Marketing technologies are essentially following the same path as many other enterprise technologies have followed: Point software tools are becoming modules in more comprehensive suites, with the promise of easier and tighter integration and improved visibility across activities. That's the theme from big Web analytics vendors Adobe and WebTrends, which have announced their intentions to span social, mobile, and Web analytics.
It's noteworthy that IBM, SAS, and Teradata say they will maintain the brands and standalone business status of their Unica, Assetlink, and Aprimo acquisitions. It's an admission that marketers prefer to deal with specialized marketing firms, not IT behemoths.
IT services firms are targeting marketing analytics as well. IBM, for one, recently started an e-commerce practice that leverages its Unica (integrated marketing), Coremetrics (Web analytics), and Sterling Commerce (order management and supply chain) acquisitions, with a focus on mobile and social networks.

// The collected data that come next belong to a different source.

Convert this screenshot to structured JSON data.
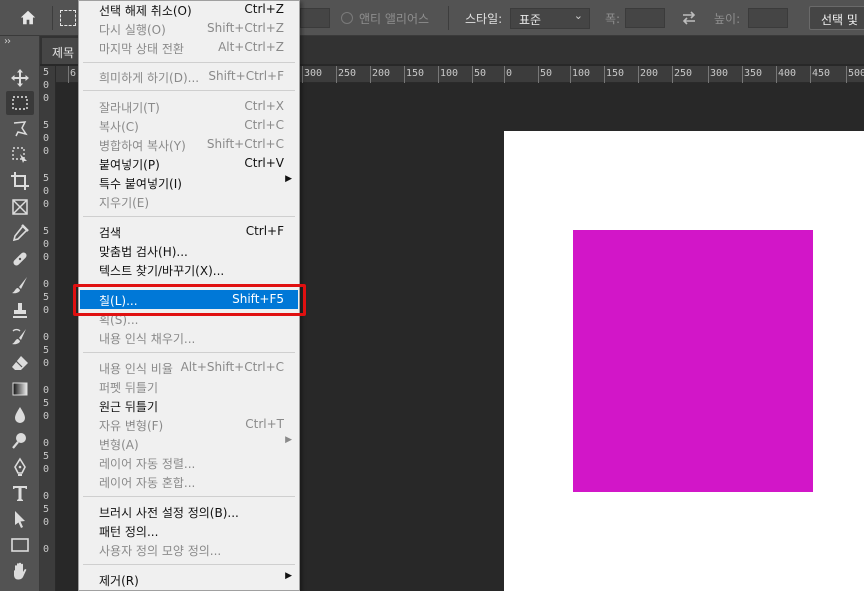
{
  "options_bar": {
    "anti_alias_label": "앤티 앨리어스",
    "style_label": "스타일:",
    "style_value": "표준",
    "width_label": "폭:",
    "height_label": "높이:",
    "select_mask_label": "선택 및"
  },
  "document": {
    "tab_title": "제목"
  },
  "ruler": {
    "h_labels": [
      "6",
      "300",
      "250",
      "200",
      "150",
      "100",
      "50",
      "0",
      "50",
      "100",
      "150",
      "200",
      "250",
      "300",
      "350",
      "400",
      "450",
      "500"
    ],
    "v_digits": [
      "5",
      "0",
      "0",
      "5",
      "0",
      "0",
      "5",
      "0",
      "0",
      "5",
      "0",
      "0",
      "0",
      "5",
      "0",
      "0",
      "5",
      "0",
      "0",
      "5",
      "0",
      "0",
      "5",
      "0",
      "0",
      "5",
      "0",
      "0"
    ]
  },
  "canvas": {
    "shape_color": "#d216c8",
    "canvas_color": "#ffffff"
  },
  "edit_menu": {
    "items": [
      {
        "label": "선택 해제 취소(O)",
        "shortcut": "Ctrl+Z",
        "enabled": true
      },
      {
        "label": "다시 실행(O)",
        "shortcut": "Shift+Ctrl+Z",
        "enabled": false
      },
      {
        "label": "마지막 상태 전환",
        "shortcut": "Alt+Ctrl+Z",
        "enabled": false
      },
      {
        "label": "희미하게 하기(D)...",
        "shortcut": "Shift+Ctrl+F",
        "enabled": false
      },
      {
        "label": "잘라내기(T)",
        "shortcut": "Ctrl+X",
        "enabled": false
      },
      {
        "label": "복사(C)",
        "shortcut": "Ctrl+C",
        "enabled": false
      },
      {
        "label": "병합하여 복사(Y)",
        "shortcut": "Shift+Ctrl+C",
        "enabled": false
      },
      {
        "label": "붙여넣기(P)",
        "shortcut": "Ctrl+V",
        "enabled": true
      },
      {
        "label": "특수 붙여넣기(I)",
        "shortcut": "",
        "enabled": true,
        "submenu": true
      },
      {
        "label": "지우기(E)",
        "shortcut": "",
        "enabled": false
      },
      {
        "label": "검색",
        "shortcut": "Ctrl+F",
        "enabled": true
      },
      {
        "label": "맞춤법 검사(H)...",
        "shortcut": "",
        "enabled": true
      },
      {
        "label": "텍스트 찾기/바꾸기(X)...",
        "shortcut": "",
        "enabled": true
      },
      {
        "label": "칠(L)...",
        "shortcut": "Shift+F5",
        "enabled": true,
        "highlighted": true
      },
      {
        "label": "획(S)...",
        "shortcut": "",
        "enabled": false
      },
      {
        "label": "내용 인식 채우기...",
        "shortcut": "",
        "enabled": false
      },
      {
        "label": "내용 인식 비율",
        "shortcut": "Alt+Shift+Ctrl+C",
        "enabled": false
      },
      {
        "label": "퍼펫 뒤틀기",
        "shortcut": "",
        "enabled": false
      },
      {
        "label": "원근 뒤틀기",
        "shortcut": "",
        "enabled": true
      },
      {
        "label": "자유 변형(F)",
        "shortcut": "Ctrl+T",
        "enabled": false
      },
      {
        "label": "변형(A)",
        "shortcut": "",
        "enabled": false,
        "submenu": true
      },
      {
        "label": "레이어 자동 정렬...",
        "shortcut": "",
        "enabled": false
      },
      {
        "label": "레이어 자동 혼합...",
        "shortcut": "",
        "enabled": false
      },
      {
        "label": "브러시 사전 설정 정의(B)...",
        "shortcut": "",
        "enabled": true
      },
      {
        "label": "패턴 정의...",
        "shortcut": "",
        "enabled": true
      },
      {
        "label": "사용자 정의 모양 정의...",
        "shortcut": "",
        "enabled": false
      },
      {
        "label": "제거(R)",
        "shortcut": "",
        "enabled": true,
        "submenu": true
      }
    ]
  },
  "colors": {
    "highlight": "#0078d7",
    "callout": "#e01010"
  }
}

In this transition to digital marketing, IT organizations need to step forward. Many a marketing department subscribed to Salesforce.com without involving IT. In the CMO Council/Accenture survey, only one-fourth of marketers said they consult enterprise IT, contact center, and back office groups when selecting and deploying marketing software. Almost half of the marketers surveyed (46%) don't think their CIO understands marketing objectives.
If IT is going to be relevant, it needs to show it can help marketing teams with information management (integrating, cleansing, and enriching data) and the analytics of modeling and testing results. Marketing has been a data-driven discipline for a long time, but the number of data sources keeps multiplying and the richness and volume of data keeps growing. The IT jobs tied to supporting those efforts will stay in house only if IT teams bring a unique understanding of the company's products and strategy. If not, that work will swing to outsourcers with specialized expertise.
As for the marketers, IT must remember that only one thing motivates their technology choices. "Marketers don't wake up in the morning and say, 'I want to get integrated,'" Raab says. "They wake up and say, 'I want to make money.' They don't want to run cross-channel campaigns because they think they're cool. They do it because [the campaigns] give them a lift on their results."
If IT teams can deliver that lift, through better targeting, more efficient campaign execution, and more measurable results, they'll be invited to the digital marketing table.